Ne lésinez pas non plus sur les réseaux sociaux. Reddit et LinkedIn font partie des cinq domaines les plus cités par les LLM. Il est donc essentiel d'y être présent. Et rappelez-vous que l'IA lit également les images, les légendes et les transcriptions. Soyez donc cohérent sur tous les points de contact. Si un modèle peine à vous comprendre, les consommateurs ne vous trouveront pas. 

11. Gen Alpha : la prochaine grande audience est en pleine croissance 

Les membres les plus âgés de la génération Alpha auront 16 ans en 2026 : avez-vous déjà un plan marketing pour eux ? 

La génération Alpha n'est plus un groupe démographique distant. Les plus âgés viennent d'avoir 15 ans : ils sont assez âgés pour avoir des comptes sur les réseaux sociaux, assez âgés pour façonner les tendances et assez âgés pour faire des choix de consommation indépendants. Alors que les jeunes de la génération Alpha restent dépendants de leurs parents, cette génération n'est plus si lointaine : ce sont des participants actifs de la culture en ligne. 

Et leur impact est indéniable : la génération détient désormais un pouvoir d'achat de 100 milliards de dollars, les plus âgés contrôlant de plus en plus la façon dont cet argent est dépensé.  

Les 4 millions d'abonnés YouTube de la gymnaste et influenceuse Amyah Bennett, âgée de 14 ans, prouvent que la génération Alpha ne se contente pas de consommer du contenu, elle le crée et décide de ce qui mérite une attention particulière. Elle doit son succès au fait de parler leur langage : proximité, authenticité et personnalité sans filtres. Ce n’est pas seulement une créatrice, mais aussi un aperçu de la prochaine ère d’influence. 

Cette génération arrive à maturité dans un paysage numérique fondamentalement différent de celui de toute autre génération qui l’a précédée. Ses membres grandiront en traitant l'IA comme un collaborateur créatif, et non comme une nouveauté. Ils ne font pas de distinction entre « vie en ligne » et « vraie vie », tout est la vie. Et ils s'attendent à participer aux mondes des marques (comme Minecraft et Roblox), et ne se contenteront pas de les consommer. 
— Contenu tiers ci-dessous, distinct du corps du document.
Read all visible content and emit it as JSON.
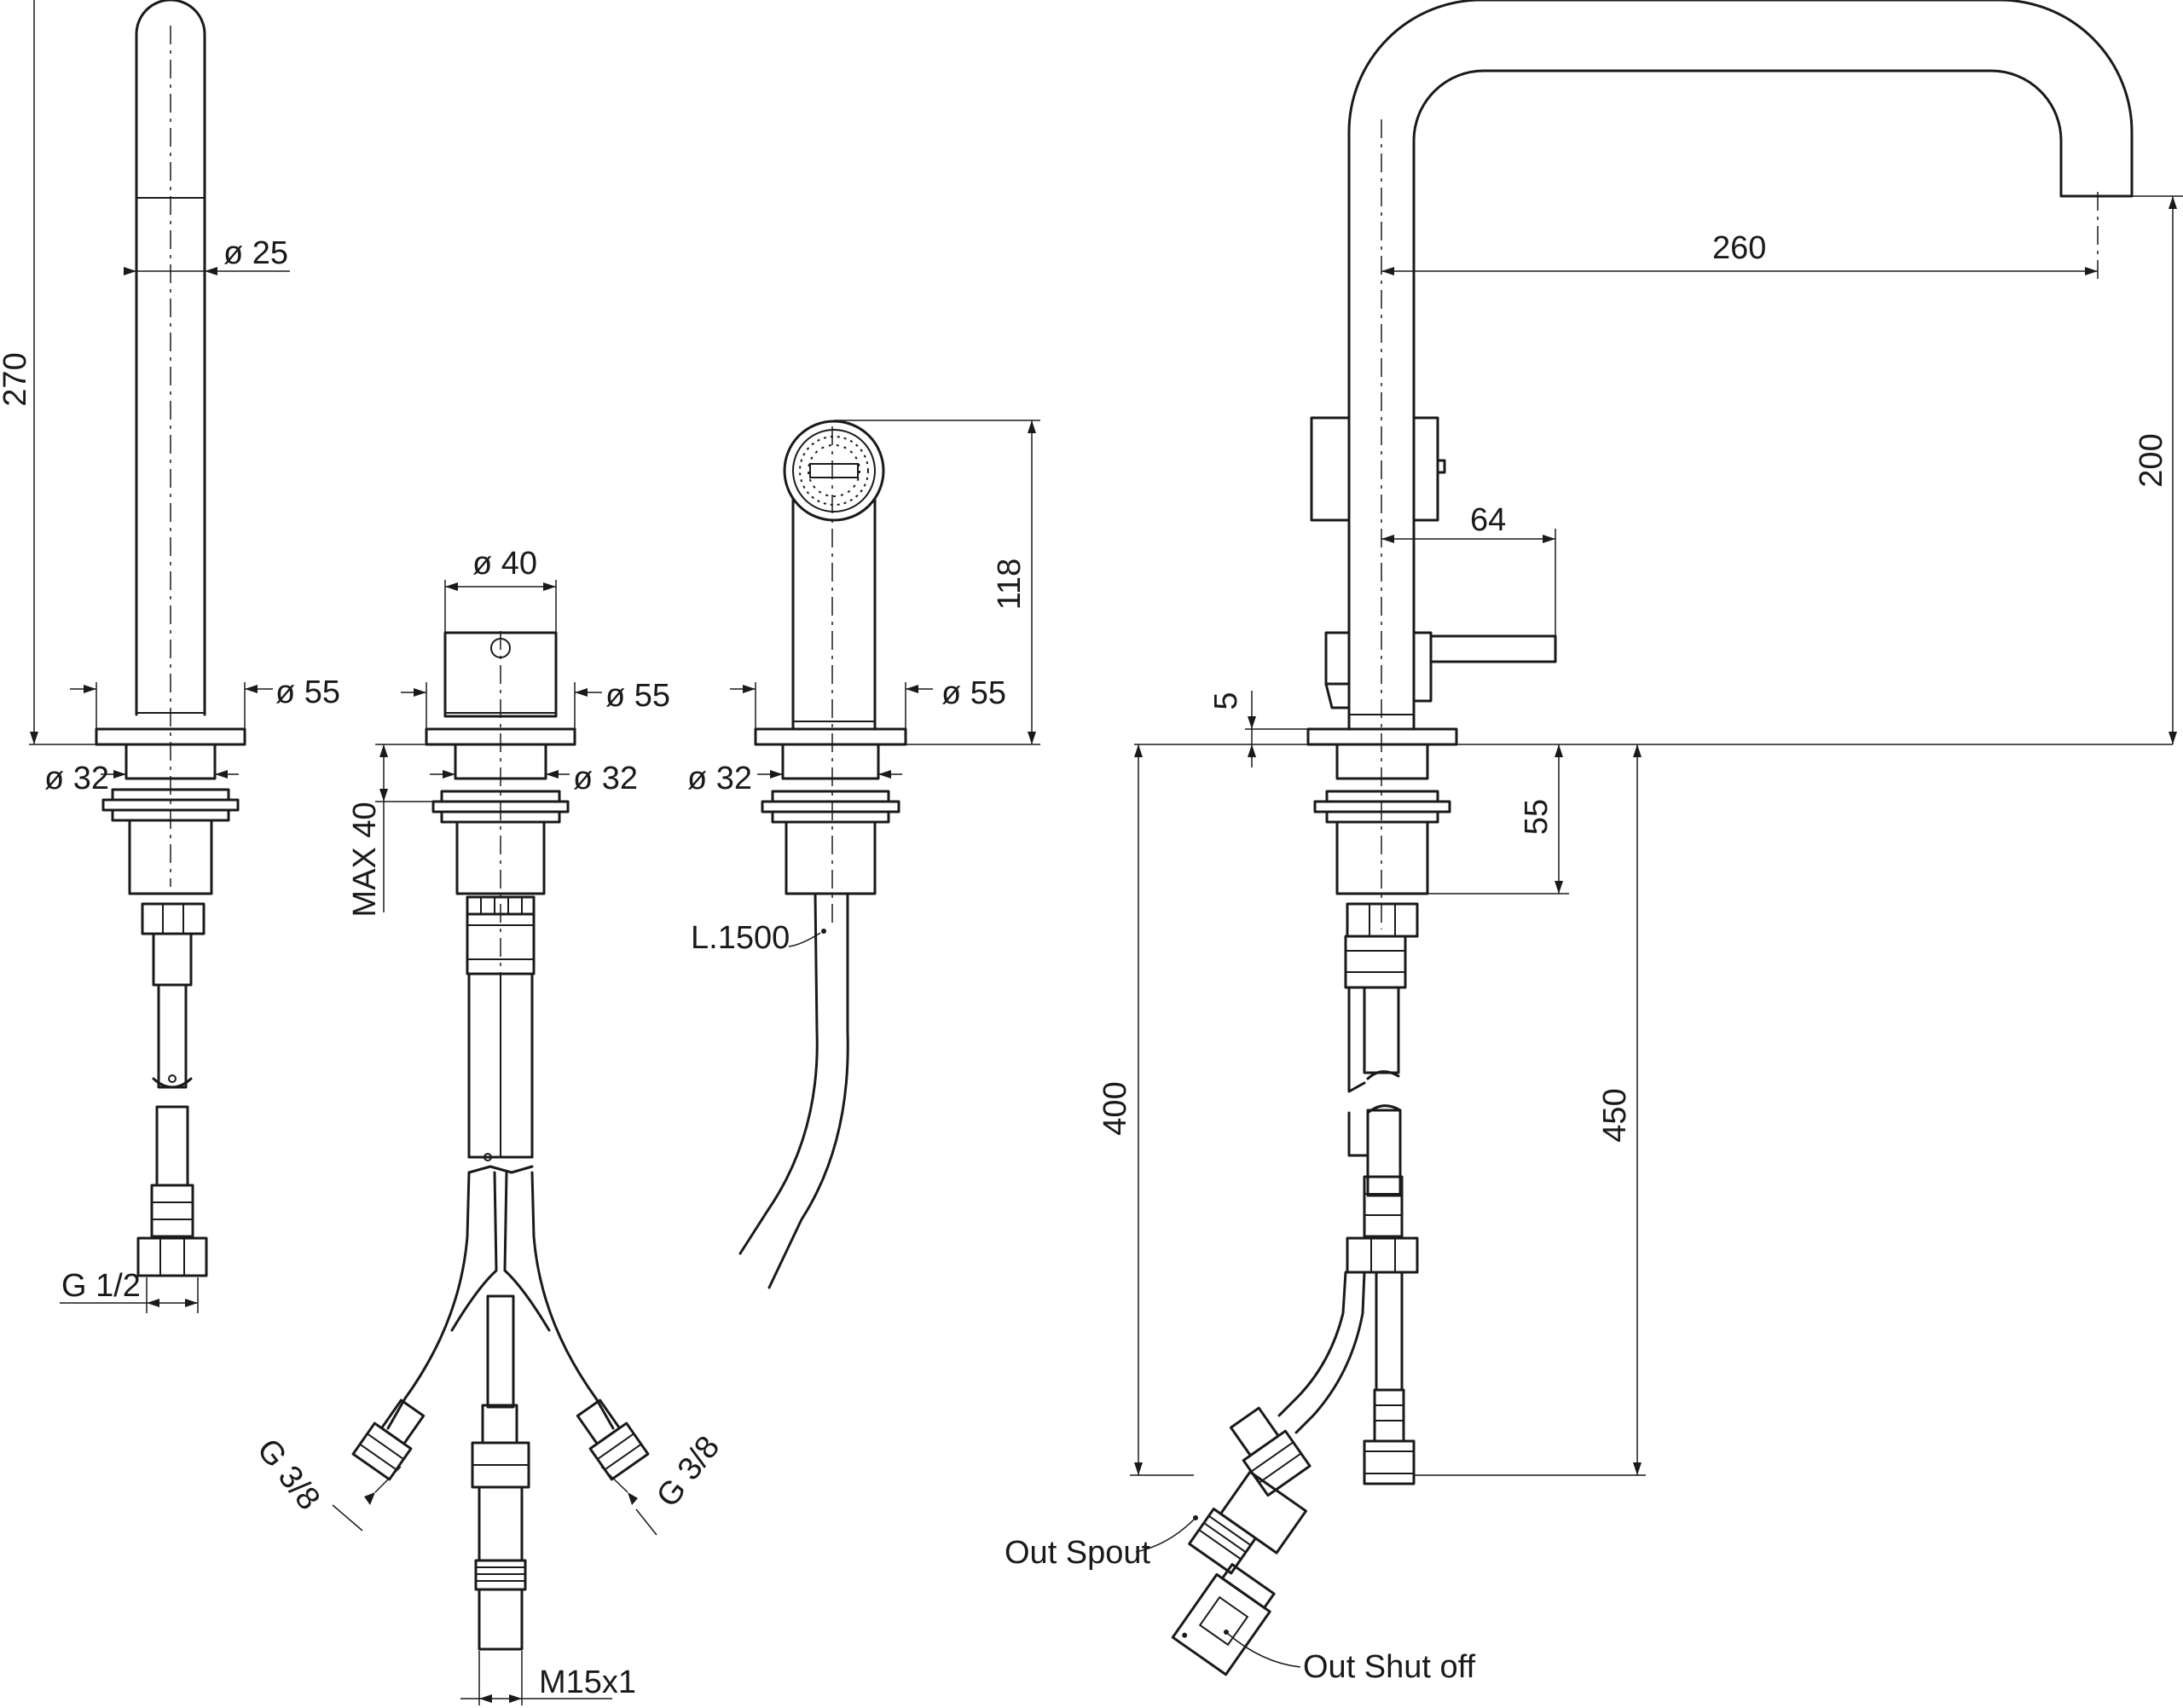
{
  "dimensions": {
    "diameter_25": "ø 25",
    "diameter_55_left": "ø 55",
    "diameter_32_left": "ø 32",
    "height_270": "270",
    "thread_g12": "G 1/2",
    "diameter_40": "ø 40",
    "diameter_55_mid": "ø 55",
    "diameter_32_mid": "ø 32",
    "max_40": "MAX 40",
    "thread_g38_left": "G 3/8",
    "thread_g38_right": "G 3/8",
    "thread_m15": "M15x1",
    "height_118": "118",
    "diameter_55_spray": "ø 55",
    "diameter_32_spray": "ø 32",
    "hose_length": "L.1500",
    "reach_260": "260",
    "height_200": "200",
    "handle_64": "64",
    "flange_5": "5",
    "depth_55": "55",
    "hose_400": "400",
    "hose_450": "450"
  },
  "callouts": {
    "out_spout": "Out Spout",
    "out_shutoff": "Out Shut off"
  }
}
Les marques qui trouveront un écho chez la Gen Alpha ne sont pas celles qui suivent les règles du marketing traditionnel. Mais celles qui créent des expériences interactives, qui prennent la parole par le biais de créateurs de confiance et qui apparaissent là où la Gen Alpha est déjà. En 2026, il faudra y être attentif, car les Alphas les plus âgés ouvrent déjà la voie pour toute leur génération.

Méthodologie 

Ce rapport a vu le jour grâce à un mélange de recherche qualitative et quantitative. Nous avons interrogé plus de 1 000 spécialistes du marketing sur le paysage social en 2026 et avons combiné cette enquête avec les données de Brandwatch Consumer Research, dans lesquelles nous avons examiné les tendances dans les conversations en ligne entre le 1er janvier 2025 et le 31 octobre 2025. Les références à « la période précédente » font référence aux 10 mois précédents cette période.  

Tout au long du processus, nous avons travaillé en étroite collaboration avec des experts internes analysant chaque jour les données et les tendances des réseaux sociaux, ce qui nous a aidés à valider et à renforcer nos résultats.